Mas não é só de Benedict Cumberbatch que o Dr. Estranho vive. Outra das escolhas deliciosas é Tilda Swinton como Ancient One, a mentora do protagonista, o mestre que o guiará na busca de redenção e de arte. Todo o poder e gravidade exigidos a um personagem destes são veiculados pela actriz, uma das melhores de qualquer geração. Por seu lado, Chiwetel Ejiofor faz de um competente Dr. Mordo, ainda que não seja uma revelação. Finalmente, chego ao velho problema dos filmes da Marvel: os vilões. Esse continua a não ter solução neste Dr. Estranho. Mads Mikkelsen é um dos grandes actores que fazem parte do elenco do filme (lembrem-se de A Caçada e Hannibal, a série de TV) mas, ainda que existam laivos de um passado trágico, o seu personagem não evolui muito para além do "antagonista que tem de ser derrotado". É muito mais competente que os inimigos bidimensionais do Guardiões da Galáxia ou do Homem-Formiga, para citar dois exemplos, mas, infelizmente, não demarca-se o suficiente. 

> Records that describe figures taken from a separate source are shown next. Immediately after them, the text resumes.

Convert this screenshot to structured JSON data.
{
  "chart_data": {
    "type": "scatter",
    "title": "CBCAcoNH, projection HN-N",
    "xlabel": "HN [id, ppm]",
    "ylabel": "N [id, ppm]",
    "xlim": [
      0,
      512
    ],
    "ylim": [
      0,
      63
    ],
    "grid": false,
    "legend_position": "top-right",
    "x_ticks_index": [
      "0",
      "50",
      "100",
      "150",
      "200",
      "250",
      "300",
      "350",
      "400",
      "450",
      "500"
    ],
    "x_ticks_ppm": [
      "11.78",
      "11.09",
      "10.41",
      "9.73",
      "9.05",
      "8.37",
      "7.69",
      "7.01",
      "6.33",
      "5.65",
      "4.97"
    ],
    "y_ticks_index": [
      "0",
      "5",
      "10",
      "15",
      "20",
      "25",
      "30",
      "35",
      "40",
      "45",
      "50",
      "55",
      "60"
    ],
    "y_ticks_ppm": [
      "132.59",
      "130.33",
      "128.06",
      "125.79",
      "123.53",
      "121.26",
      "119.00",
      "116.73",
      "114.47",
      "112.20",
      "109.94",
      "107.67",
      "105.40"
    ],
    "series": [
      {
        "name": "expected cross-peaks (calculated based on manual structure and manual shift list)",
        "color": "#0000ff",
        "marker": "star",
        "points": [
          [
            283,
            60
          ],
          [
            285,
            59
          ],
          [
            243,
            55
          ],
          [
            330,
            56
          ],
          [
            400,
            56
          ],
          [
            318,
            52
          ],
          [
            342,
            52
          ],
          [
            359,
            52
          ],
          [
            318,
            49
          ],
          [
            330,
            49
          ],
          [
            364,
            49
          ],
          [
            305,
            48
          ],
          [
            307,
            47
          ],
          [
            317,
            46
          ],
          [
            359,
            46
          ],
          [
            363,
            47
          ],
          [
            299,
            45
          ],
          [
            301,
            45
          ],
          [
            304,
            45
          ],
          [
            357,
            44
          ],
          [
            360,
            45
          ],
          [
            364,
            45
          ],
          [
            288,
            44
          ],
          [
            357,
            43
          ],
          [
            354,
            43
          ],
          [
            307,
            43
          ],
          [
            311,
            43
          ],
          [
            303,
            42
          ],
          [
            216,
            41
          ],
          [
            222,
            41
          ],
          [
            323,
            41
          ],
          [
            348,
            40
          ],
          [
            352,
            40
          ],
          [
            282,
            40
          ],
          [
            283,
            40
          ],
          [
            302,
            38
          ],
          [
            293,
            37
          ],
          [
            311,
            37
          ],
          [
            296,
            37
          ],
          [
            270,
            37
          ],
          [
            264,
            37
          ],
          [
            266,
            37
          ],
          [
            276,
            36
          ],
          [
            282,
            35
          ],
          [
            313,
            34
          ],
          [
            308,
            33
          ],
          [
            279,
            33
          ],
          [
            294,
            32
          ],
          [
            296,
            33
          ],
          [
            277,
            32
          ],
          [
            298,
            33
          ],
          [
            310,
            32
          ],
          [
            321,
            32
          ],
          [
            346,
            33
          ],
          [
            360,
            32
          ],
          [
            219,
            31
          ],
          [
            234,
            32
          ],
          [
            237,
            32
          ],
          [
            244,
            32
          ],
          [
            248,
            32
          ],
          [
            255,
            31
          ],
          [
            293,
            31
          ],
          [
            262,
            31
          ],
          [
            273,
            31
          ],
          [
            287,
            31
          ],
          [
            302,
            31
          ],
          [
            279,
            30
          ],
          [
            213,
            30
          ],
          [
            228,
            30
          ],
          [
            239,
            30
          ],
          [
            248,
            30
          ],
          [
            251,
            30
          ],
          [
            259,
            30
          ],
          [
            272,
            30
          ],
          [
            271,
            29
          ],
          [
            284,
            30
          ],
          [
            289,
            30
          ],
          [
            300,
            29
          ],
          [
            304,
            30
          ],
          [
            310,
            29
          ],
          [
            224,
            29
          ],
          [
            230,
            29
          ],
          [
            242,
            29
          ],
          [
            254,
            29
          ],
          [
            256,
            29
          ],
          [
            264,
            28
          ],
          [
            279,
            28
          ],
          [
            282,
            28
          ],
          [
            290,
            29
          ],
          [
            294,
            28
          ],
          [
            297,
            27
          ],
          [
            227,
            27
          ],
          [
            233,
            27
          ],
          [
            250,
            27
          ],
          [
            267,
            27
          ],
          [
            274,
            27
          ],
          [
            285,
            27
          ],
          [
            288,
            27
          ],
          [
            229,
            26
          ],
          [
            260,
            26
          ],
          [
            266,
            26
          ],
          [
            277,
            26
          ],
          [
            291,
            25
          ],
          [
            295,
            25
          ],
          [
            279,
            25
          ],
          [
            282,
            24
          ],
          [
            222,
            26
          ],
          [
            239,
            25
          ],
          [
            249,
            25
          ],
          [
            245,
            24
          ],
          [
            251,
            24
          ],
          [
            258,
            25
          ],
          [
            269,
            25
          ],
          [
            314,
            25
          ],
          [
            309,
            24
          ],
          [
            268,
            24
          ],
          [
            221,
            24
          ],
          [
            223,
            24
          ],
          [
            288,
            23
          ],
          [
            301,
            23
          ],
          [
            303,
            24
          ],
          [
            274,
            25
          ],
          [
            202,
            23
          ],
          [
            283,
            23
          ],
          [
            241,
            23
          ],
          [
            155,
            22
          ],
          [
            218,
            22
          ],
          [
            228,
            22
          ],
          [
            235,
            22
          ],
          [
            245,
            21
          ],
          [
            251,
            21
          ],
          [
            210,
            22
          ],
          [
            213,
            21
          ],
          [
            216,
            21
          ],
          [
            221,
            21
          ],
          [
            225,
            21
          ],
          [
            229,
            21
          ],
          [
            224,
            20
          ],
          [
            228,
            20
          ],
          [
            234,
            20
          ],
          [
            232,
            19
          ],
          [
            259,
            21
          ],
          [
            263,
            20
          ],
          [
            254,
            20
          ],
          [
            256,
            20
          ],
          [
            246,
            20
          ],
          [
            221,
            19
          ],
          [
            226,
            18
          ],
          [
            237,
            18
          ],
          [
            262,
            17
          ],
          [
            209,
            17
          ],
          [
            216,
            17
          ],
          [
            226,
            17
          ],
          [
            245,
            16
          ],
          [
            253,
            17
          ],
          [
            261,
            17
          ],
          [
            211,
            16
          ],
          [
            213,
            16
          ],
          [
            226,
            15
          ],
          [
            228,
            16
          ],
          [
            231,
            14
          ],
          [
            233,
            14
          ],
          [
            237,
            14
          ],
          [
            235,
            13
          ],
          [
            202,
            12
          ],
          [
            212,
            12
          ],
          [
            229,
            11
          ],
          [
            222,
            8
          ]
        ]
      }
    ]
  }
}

Uma das grandes vitórias deste filme são os  efeitos especiais. São usados de forma bastante criativa, emulando o trabalho de Ditko, outro de autores mais recentes que colaboraram com o escritor Brian Michael Bendis, e filmes como o óbvio Inception de Christopher Nolan. Indutores de vertigem, funcionam como viagens psicadélicas pela multitude de universos e realidades disponíveis à futura imaginação dos criadores do universo cinematográfico da Marvel. Infelizmente, do lado da realização continuamos no reino da normalidade quase tarefeira. Um filme da Marvel é sempre um filme da Marvel e, salvo pequenos pormenores, este continua a sê-lo. É uma marca e quem não gosta tem uma opção: não os ver. 

Dr. Estranho é dos filmes mais divertidos da Marvel (lá em cima com os Vingadores, no que a mim diz respeito) e um dos mais entretidos do ano. Benedict Cumberbatch é uma escolha certeira e bem-vinda aos super-heróis da 7.ª Arte.